The District Court of Helsinki rejected the murder charge brought against former gang leader Keijo Vilhunen, ruling that he had not participated in the conspiracy even as an accessory. The alternative sequence of events he presented, the court ruled, was credible enough to leave reasonable doubt about his culpability.
Both Aarnio and Vilhunen denied the charges, contradicting each other in the course of the investigation.
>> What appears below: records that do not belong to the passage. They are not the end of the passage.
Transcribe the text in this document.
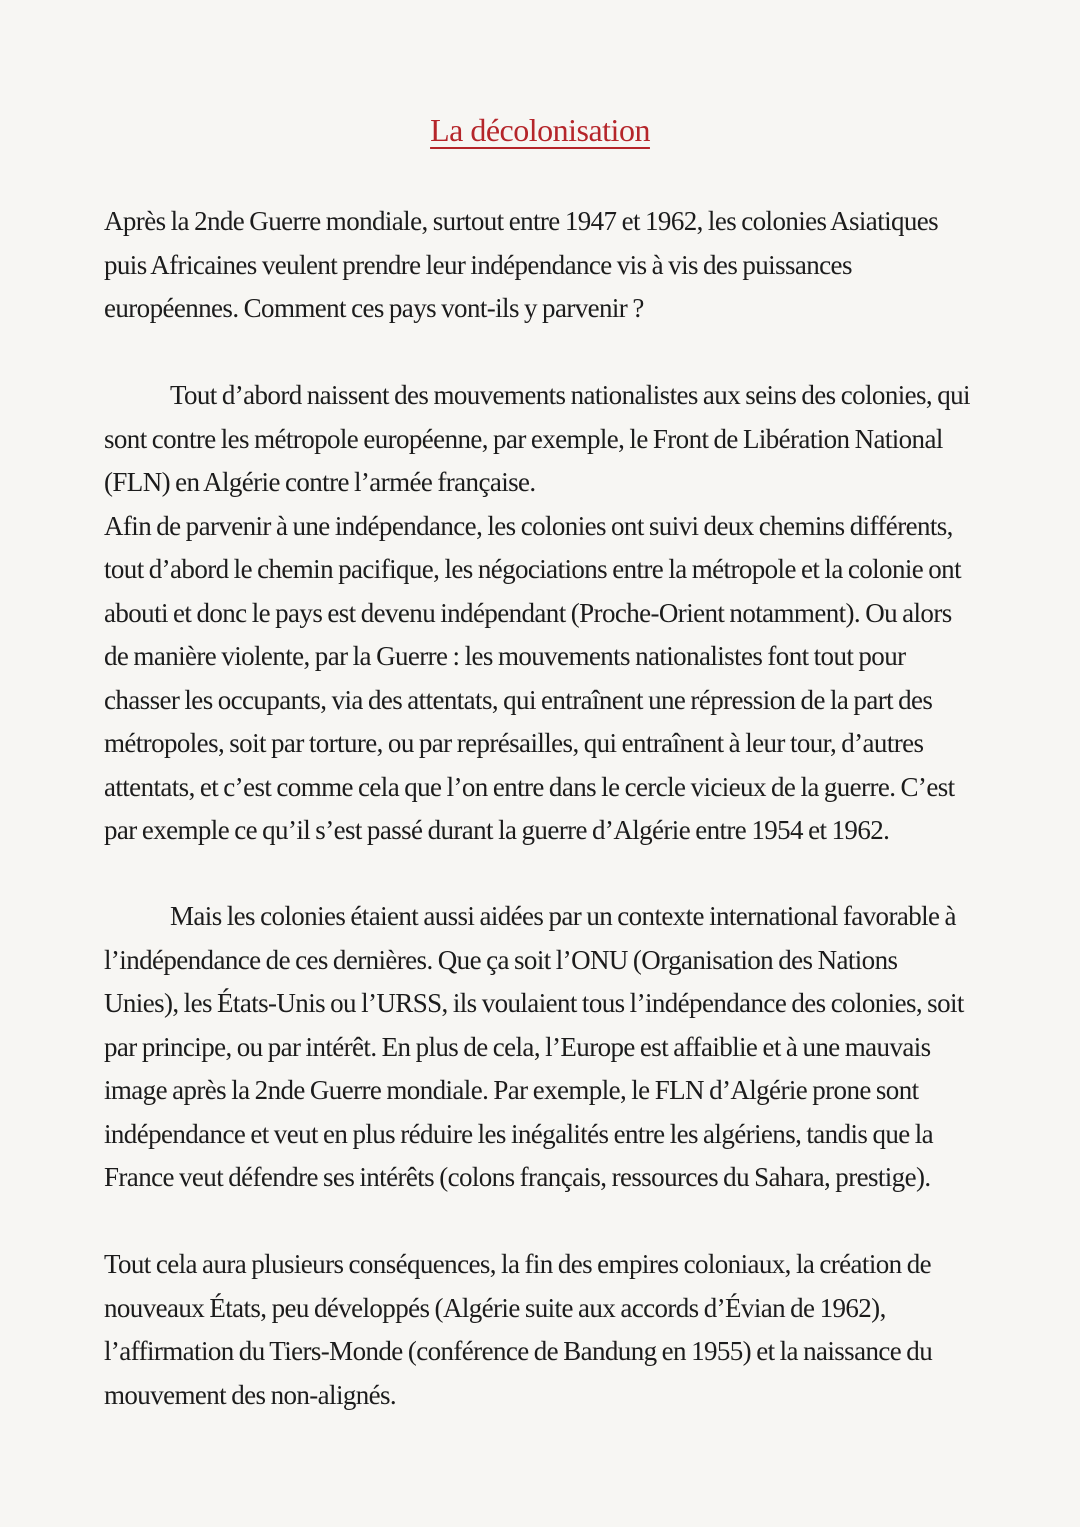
La décolonisation
Après la 2nde Guerre mondiale, surtout entre 1947 et 1962, les colonies Asiatiques puis Africaines veulent prendre leur indépendance vis à vis des puissances européennes. Comment ces pays vont-ils y parvenir ?
Tout d’abord naissent des mouvements nationalistes aux seins des colonies, qui sont contre les métropole européenne, par exemple, le Front de Libération National (FLN) en Algérie contre l’armée française.
Afin de parvenir à une indépendance, les colonies ont suivi deux chemins différents, tout d’abord le chemin pacifique, les négociations entre la métropole et la colonie ont abouti et donc le pays est devenu indépendant (Proche-Orient notamment). Ou alors de manière violente, par la Guerre : les mouvements nationalistes font tout pour chasser les occupants, via des attentats, qui entraînent une répression de la part des métropoles, soit par torture, ou par représailles, qui entraînent à leur tour, d’autres attentats, et c’est comme cela que l’on entre dans le cercle vicieux de la guerre. C’est par exemple ce qu’il s’est passé durant la guerre d’Algérie entre 1954 et 1962.
Mais les colonies étaient aussi aidées par un contexte international favorable à l’indépendance de ces dernières. Que ça soit l’ONU (Organisation des Nations Unies), les États-Unis ou l’URSS, ils voulaient tous l’indépendance des colonies, soit par principe, ou par intérêt. En plus de cela, l’Europe est affaiblie et à une mauvais image après la 2nde Guerre mondiale. Par exemple, le FLN d’Algérie prone sont indépendance et veut en plus réduire les inégalités entre les algériens, tandis que la France veut défendre ses intérêts (colons français, ressources du Sahara, prestige).
Tout cela aura plusieurs conséquences, la fin des empires coloniaux, la création de nouveaux États, peu développés (Algérie suite aux accords d’Évian de 1962), l’affirmation du Tiers-Monde (conférence de Bandung en 1955) et la naissance du mouvement des non-alignés.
Vilhunen confirmed that he was aware of the murder conspiracy but added that, as a police informant, he conveyed all his information to Aarnio, thinking police would prevent the homicide.
Aarnio denied receiving any information about the conspiracy from Vilhunen, arguing that his knowledge of it was founded on rumours at best.
The court ruled, however, that he learnt about the threat against Ünsal in June 2003. He also knew that the victim came to visit a childhood friend in Finland at the end of September 2003, a couple of weeks before the homicide took place in mid-October.
“Aarnio’s information about the homicide conspiracy was clarified and he was aware of the suspected offenders,” the judges noted, highlighting that he had placed the conspirators under surveillance but neglected to notify the officers conducting the operation of the murder conspiracy.
The court pointed out that by taking action he essentially took it upon himself to prevent the killing and was responsible for protecting the life of Ünsal. “Aarnio thus had a special statutory obligation to prevent the homicide,” it said.
The fact that he did not take any action to prevent the homicide meant that he had to consider it fairly likely that the homicide will be carried out.
“Aarnio had information about the fact that it was a premeditated contract killing. His deliberate negligence also had a causal relationship with the death of Ünsal,” the ruling read according to Helsingin Sanomat.
Riitta Leppiniemi, the defence counsel of Aarnio, stated to the newspaper that it is obvious that the defence will appeal against the ruling to the Helsinki Court of Appeal. “The ruling was indeed a shock from the viewpoint of both the defence and client,” she commented.
Aarnio is already serving a 10-year prison sentence slapped on him in 2016 for his role in the distribution of narcotics imported to Finland from the Netherlands in 2011–2012.